Common problem here is races finishing at different locations than they started from; far from your car/ gear. If you don’t have a team car or finish line support to give nutrition to, carry extra fuel (a bar or recovery powder to add to water) in your jersey to consume immediately after.
Dinner – This is where focusing on your normal nutrition comes into play. Just because you’re racing for days in a row doesn’t mean you get to take in sport food or treats to get your calories. Neglecting your balanced, whole-food meals will put your body in an overly depleted, fragile state. Eat what you normally would with these two added thoughts: eat an extra portion and don’t skimp on the carbs. A nice, complete dinner might be a small salmon filet + large bowl of brown rice + a cup of stir fry veggies in coconut oil. Not able to cook a full meal due to staying in a hotel?

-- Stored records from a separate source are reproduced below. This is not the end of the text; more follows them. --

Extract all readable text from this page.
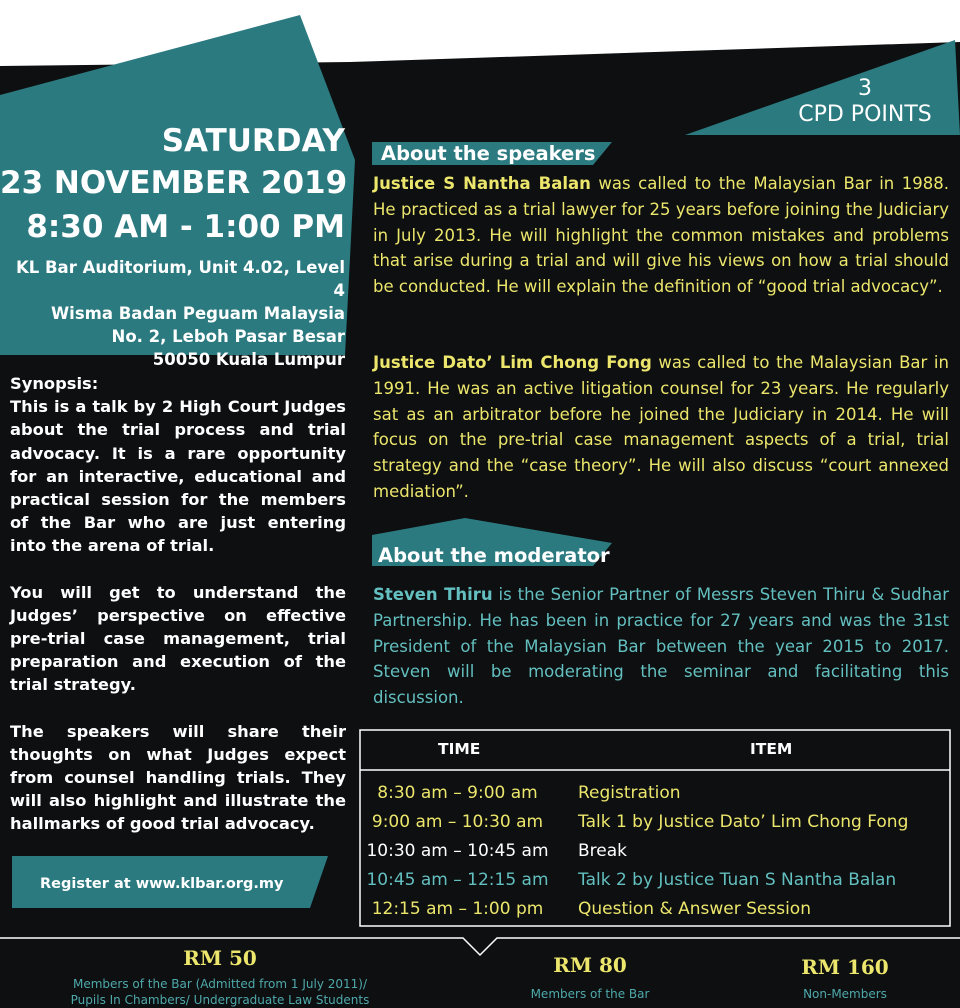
3
CPD POINTS
SATURDAY
23 NOVEMBER 2019
8:30 AM - 1:00 PM
KL Bar Auditorium, Unit 4.02, Level 4
Wisma Badan Peguam Malaysia
No. 2, Leboh Pasar Besar
50050 Kuala Lumpur

Synopsis:

This is a talk by 2 High Court Judges about the trial process and trial advocacy. It is a rare opportunity for an interactive, educational and practical session for the members of the Bar who are just entering into the arena of trial.

You will get to understand the Judges’ perspective on effective pre-trial case management, trial preparation and execution of the trial strategy.

The speakers will share their thoughts on what Judges expect from counsel handling trials. They will also highlight and illustrate the hallmarks of good trial advocacy.

Register at www.klbar.org.my
About the speakers
Justice S Nantha Balan was called to the Malaysian Bar in 1988. He practiced as a trial lawyer for 25 years before joining the Judiciary in July 2013. He will highlight the common mistakes and problems that arise during a trial and will give his views on how a trial should be conducted. He will explain the definition of “good trial advocacy”.
Justice Dato’ Lim Chong Fong was called to the Malaysian Bar in 1991. He was an active litigation counsel for 23 years. He regularly sat as an arbitrator before he joined the Judiciary in 2014. He will focus on the pre-trial case management aspects of a trial, trial strategy and the “case theory”. He will also discuss “court annexed mediation”.
About the moderator
Steven Thiru is the Senior Partner of Messrs Steven Thiru & Sudhar Partnership. He has been in practice for 27 years and was the 31st President of the Malaysian Bar between the year 2015 to 2017. Steven will be moderating the seminar and facilitating this discussion.
TIME	ITEM
8:30 am – 9:00 am	Registration
9:00 am – 10:30 am	Talk 1 by Justice Dato’ Lim Chong Fong
10:30 am – 10:45 am	Break
10:45 am – 12:15 am	Talk 2 by Justice Tuan S Nantha Balan
12:15 am – 1:00 pm	Question & Answer Session
RM 50
Members of the Bar (Admitted from 1 July 2011)/
Pupils In Chambers/ Undergraduate Law Students
RM 80
Members of the Bar
RM 160
Non-Members
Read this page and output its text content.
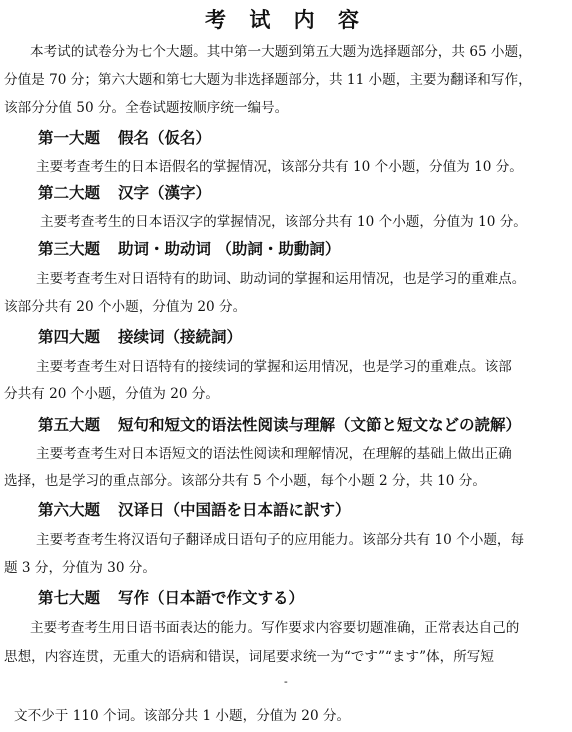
考 试 内 容
本考试的试卷分为七个大题。其中第一大题到第五大题为选择题部分，共 65 小题，
分值是 70 分；第六大题和第七大题为非选择题部分，共 11 小题，主要为翻译和写作，
该部分分值 50 分。全卷试题按顺序统一编号。
第一大题 假名（仮名）
主要考查考生的日本语假名的掌握情况，该部分共有 10 个小题，分值为 10 分。
第二大题 汉字（漢字）
主要考查考生的日本语汉字的掌握情况，该部分共有 10 个小题，分值为 10 分。
第三大题 助词・助动词 （助詞・助動詞）
主要考查考生对日语特有的助词、助动词的掌握和运用情况，也是学习的重难点。
该部分共有 20 个小题，分值为 20 分。
第四大题 接续词（接続詞）
主要考查考生对日语特有的接续词的掌握和运用情况，也是学习的重难点。该部
分共有 20 个小题，分值为 20 分。
第五大题 短句和短文的语法性阅读与理解（文節と短文などの読解）
主要考查考生对日本语短文的语法性阅读和理解情况，在理解的基础上做出正确
选择，也是学习的重点部分。该部分共有 5 个小题，每个小题 2 分，共 10 分。
第六大题 汉译日（中国語を日本語に訳す）
主要考查考生将汉语句子翻译成日语句子的应用能力。该部分共有 10 个小题，每
题 3 分，分值为 30 分。
第七大题 写作（日本語で作文する）
主要考查考生用日语书面表达的能力。写作要求内容要切题准确，正常表达自己的
思想，内容连贯，无重大的语病和错误，词尾要求统一为“です”“ます”体，所写短
-
文不少于 110 个词。该部分共 1 小题，分值为 20 分。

Survey the area for healthier dining options in advance or stock up on easy to prepare items like microwavable rice burritos, oats + fruit, or bagel sandwiches.
Rest Days – If your race doesn’t include a rest day, keep fueling to ride hard. Have a rest day between stages, do not be tempted to cut back on the calories as your body still needs to replenish and prepare for the next day.
Hydration – Drink up all the time. All day whether you’re just waking, on the bike, or stretching out, you should be sipping water. The longer and hotter the races, the more you’ll need to drink. Sugary sport drinks shouldn’t be used for off bike hydration. Instead replenish electrolyte balance with non caloric tablets or a pinch of salt and citrus to mineral water. Diluted juice, milk, unsweetened tea, coconut water, and kombucha can all be good beverages to hydrate along with water.